OK regex nerds! I am using regex lookahead assertions for password validation that is similar to the pattern described here:

\A(?=\w{6,10}\z)(?=[^a-z]*[a-z])(?=(?:[^A-Z]*[A-Z]){3})(?=\D*\d)

However, we want to only require that any 3 of the 4 assertions be valid - not necessarily all of them. Any thoughts on how this could be done?

Answer 1

To shorten any kind of pattern, factorize:

\A(?:
    (?=\w{6,10}\z) (?=.*[a-z]) (?: (?:.*[A-Z]){3} | .*\d )
   |
    (?=.*\d) (?=(?:.*[A-Z]){3}) (?: .*[a-z] | \w{6,10}\z )
)

Note that you don't need a lookahead to test the last condition.

demo

---

Other way, where each condition is optional and that uses a named group to count (.net only):

\A
(?<c>(?=\w{6,10}\z))?
(?<c>(?=[^a-z]*[a-z]))?
(?<c>(?=(?:[^A-Z]*[A-Z]){3}))?
(?<c>(?=\D*\d))?
(?<-c>){3} # decrement c 3 times
(?(c)|(?!$)) # conditional: force the pattern to fail if too few conditions succeed.

demo

Answer 2

There's no "easy" way to do this in a single regular expression.
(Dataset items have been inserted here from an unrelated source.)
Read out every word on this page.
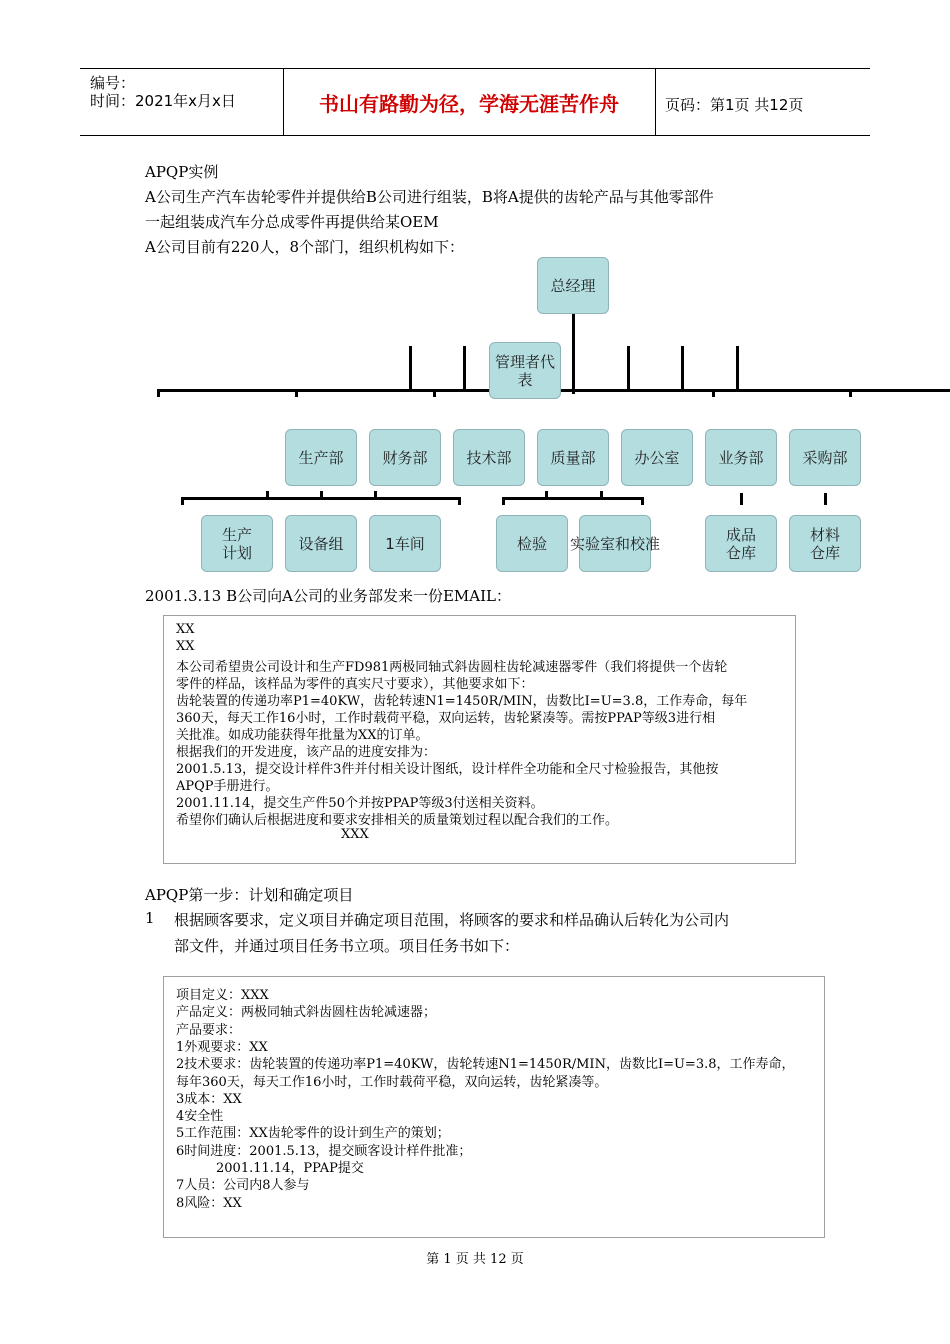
编号：
时间：2021年x月x日	书山有路勤为径，学海无涯苦作舟	页码：第1页 共12页
APQP实例
A公司生产汽车齿轮零件并提供给B公司进行组装，B将A提供的齿轮产品与其他零部件
一起组装成汽车分总成零件再提供给某OEM
A公司目前有220人，8个部门，组织机构如下：
总经理
管理者代表
生产部	财务部	技术部	质量部	办公室	业务部	采购部
生产
计划	设备组	1车间	检验 实验室和校准	成品
仓库
材料
仓库
2001.3.13 B公司向A公司的业务部发来一份EMAIL：
XX
XX
本公司希望贵公司设计和生产FD981两极同轴式斜齿圆柱齿轮减速器零件（我们将提供一个齿轮
零件的样品，该样品为零件的真实尺寸要求），其他要求如下：
齿轮装置的传递功率P1=40KW，齿轮转速N1=1450R/MIN，齿数比I=U=3.8，工作寿命，每年
360天，每天工作16小时，工作时载荷平稳，双向运转，齿轮紧凑等。需按PPAP等级3进行相
关批准。如成功能获得年批量为XX的订单。
根据我们的开发进度，该产品的进度安排为：
2001.5.13，提交设计样件3件并付相关设计图纸，设计样件全功能和全尺寸检验报告，其他按
APQP手册进行。
2001.11.14，提交生产件50个并按PPAP等级3付送相关资料。
希望你们确认后根据进度和要求安排相关的质量策划过程以配合我们的工作。
XXX
APQP第一步：计划和确定项目
1 根据顾客要求，定义项目并确定项目范围，将顾客的要求和样品确认后转化为公司内
部文件，并通过项目任务书立项。项目任务书如下：
项目定义：XXX
产品定义：两极同轴式斜齿圆柱齿轮减速器；
产品要求：
1外观要求：XX
2技术要求：齿轮装置的传递功率P1=40KW，齿轮转速N1=1450R/MIN，齿数比I=U=3.8，工作寿命，
每年360天，每天工作16小时，工作时载荷平稳，双向运转，齿轮紧凑等。
3成本：XX
4安全性
5工作范围：XX齿轮零件的设计到生产的策划；
6时间进度：2001.5.13，提交顾客设计样件批准；
2001.11.14，PPAP提交
7人员：公司内8人参与
8风险：XX
第 1 页 共 12 页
The only way would be to define all possible permutations of the "three out of four" assertions - e.g.

\A(?=\w{6,10}\z)(?=[^a-z]*[a-z])(?=(?:[^A-Z]*[A-Z]){3})| # Maybe no digit
\A(?=[^a-z]*[a-z])(?=(?:[^A-Z]*[A-Z]){3})(?=\D*\d)| # Maybe wrong length
\A(?=\w{6,10}\z)(?=(?:[^A-Z]*[A-Z]){3})(?=\D*\d)| # Maybe no lower
\A(?=\w{6,10}\z)(?=[^a-z]*[a-z])(?=\D*\d) # Maybe not enough uppers

However, this mind-melting regex is clearly not a good solution.

A better approach would be to perform the four checks separately (with regex or otherwise), and count that there is at least three passed conditions.
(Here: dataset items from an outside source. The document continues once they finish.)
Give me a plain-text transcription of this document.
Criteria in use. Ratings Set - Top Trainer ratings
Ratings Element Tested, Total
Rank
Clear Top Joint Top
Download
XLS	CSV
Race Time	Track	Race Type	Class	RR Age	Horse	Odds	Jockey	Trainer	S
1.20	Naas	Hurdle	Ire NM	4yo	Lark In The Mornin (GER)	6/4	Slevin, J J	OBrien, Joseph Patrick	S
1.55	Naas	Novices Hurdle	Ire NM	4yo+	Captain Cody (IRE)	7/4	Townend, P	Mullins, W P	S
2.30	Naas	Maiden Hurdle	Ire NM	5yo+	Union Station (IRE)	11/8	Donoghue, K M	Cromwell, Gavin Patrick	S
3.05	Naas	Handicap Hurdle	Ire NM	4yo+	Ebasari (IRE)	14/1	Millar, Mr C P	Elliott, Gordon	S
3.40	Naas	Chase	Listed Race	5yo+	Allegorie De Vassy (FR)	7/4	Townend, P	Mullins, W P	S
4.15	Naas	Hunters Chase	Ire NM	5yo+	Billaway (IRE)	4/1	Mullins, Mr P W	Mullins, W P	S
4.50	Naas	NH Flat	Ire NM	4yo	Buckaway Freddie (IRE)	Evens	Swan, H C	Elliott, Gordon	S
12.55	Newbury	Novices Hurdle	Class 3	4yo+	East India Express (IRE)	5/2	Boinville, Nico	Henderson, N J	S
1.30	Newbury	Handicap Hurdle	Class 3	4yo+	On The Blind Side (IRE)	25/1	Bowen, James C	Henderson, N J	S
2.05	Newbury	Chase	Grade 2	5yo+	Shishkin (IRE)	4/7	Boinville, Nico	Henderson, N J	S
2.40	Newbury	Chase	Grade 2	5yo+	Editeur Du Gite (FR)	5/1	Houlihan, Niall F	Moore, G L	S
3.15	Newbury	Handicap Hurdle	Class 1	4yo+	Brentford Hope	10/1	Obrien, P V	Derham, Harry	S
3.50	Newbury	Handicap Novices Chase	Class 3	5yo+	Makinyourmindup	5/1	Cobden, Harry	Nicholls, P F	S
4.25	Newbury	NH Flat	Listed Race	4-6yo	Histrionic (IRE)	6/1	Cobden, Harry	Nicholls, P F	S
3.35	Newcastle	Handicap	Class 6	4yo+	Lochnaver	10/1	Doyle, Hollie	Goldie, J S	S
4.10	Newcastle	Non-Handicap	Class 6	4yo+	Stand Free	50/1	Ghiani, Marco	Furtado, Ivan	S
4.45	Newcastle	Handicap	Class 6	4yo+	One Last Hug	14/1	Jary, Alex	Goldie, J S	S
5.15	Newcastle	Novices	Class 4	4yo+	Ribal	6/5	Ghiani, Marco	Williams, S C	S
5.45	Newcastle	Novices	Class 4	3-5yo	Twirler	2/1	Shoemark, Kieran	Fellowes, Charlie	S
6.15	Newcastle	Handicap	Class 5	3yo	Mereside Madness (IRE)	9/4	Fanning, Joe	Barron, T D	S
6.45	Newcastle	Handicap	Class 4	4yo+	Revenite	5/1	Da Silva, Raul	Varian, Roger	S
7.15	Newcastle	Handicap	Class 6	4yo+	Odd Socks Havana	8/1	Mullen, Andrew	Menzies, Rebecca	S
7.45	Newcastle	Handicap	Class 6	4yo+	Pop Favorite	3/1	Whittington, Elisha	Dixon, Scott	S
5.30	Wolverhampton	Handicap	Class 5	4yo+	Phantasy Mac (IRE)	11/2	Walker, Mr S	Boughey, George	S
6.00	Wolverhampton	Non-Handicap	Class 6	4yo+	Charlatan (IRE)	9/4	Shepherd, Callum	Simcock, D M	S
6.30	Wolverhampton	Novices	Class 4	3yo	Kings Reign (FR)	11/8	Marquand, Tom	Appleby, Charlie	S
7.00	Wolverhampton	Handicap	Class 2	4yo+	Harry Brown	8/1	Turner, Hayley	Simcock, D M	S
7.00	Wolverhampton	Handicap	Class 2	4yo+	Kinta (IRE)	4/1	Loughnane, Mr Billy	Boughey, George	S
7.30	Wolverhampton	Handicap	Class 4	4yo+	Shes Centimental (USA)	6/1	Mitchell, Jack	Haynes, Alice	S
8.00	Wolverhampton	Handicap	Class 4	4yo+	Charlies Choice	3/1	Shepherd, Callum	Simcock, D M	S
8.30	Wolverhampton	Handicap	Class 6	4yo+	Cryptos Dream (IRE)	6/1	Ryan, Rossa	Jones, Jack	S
...However, let's take a step back here and ask: Why are you doing this?? You're implementing a password entropy check. Based on your fuzzy rules, the following passwords are valid:

• AAAa1
• password1
• LETmein

And the following passwords are invalid:

• reallylongsecurepassword8374235359232
• HorseBatteryStapleCorrect

I would strongly advise against such a bizarrely restrictive policy.

Answer 3

Brief

The easiest method would be to have separate regular expressions and check whether 3/4 of them are successful in your code's language. The only way to do this in regex is to present all cases. That being said, this is probably the easiest method (in regex) to present all options as it allows you to edit the patterns in one location (where they are defined) rather than multiple times (more prone to bugs). The DEFINE constructs in regex are seldom supported, but PCRE regex does.

You can also have your code generate each regex permutation. See this question about generating all permutations of a list in python

_{I don't know why you want to do this for passwords, it's considered malpractice, but, since you're asking for it, I figured I'd give you the easiest solution possible in regex... You really should only check minimum length (and complexity if you want [based on algorithms] to show the user how secure your system finds their password to be).}

---

Code

(?(DEFINE)
   (?<w>(?=\w{6,10}\z))
   (?<l>(?=[^a-z]*[a-z]))
   (?<u>(?=(?:[^A-Z]*[A-Z]){3}))
   (?<d>(?=\D*\d))
)
\A(?:
    (?&w)(?&l)(?&u)|
    (?&w)(?&l)(?&d)|
    (?&w)(?&u)(?&d)|
    (?&l)(?&u)(?&d)
)

Note: The regex above uses the x modifier (ignore whitespace) so that we can nicely organize the content.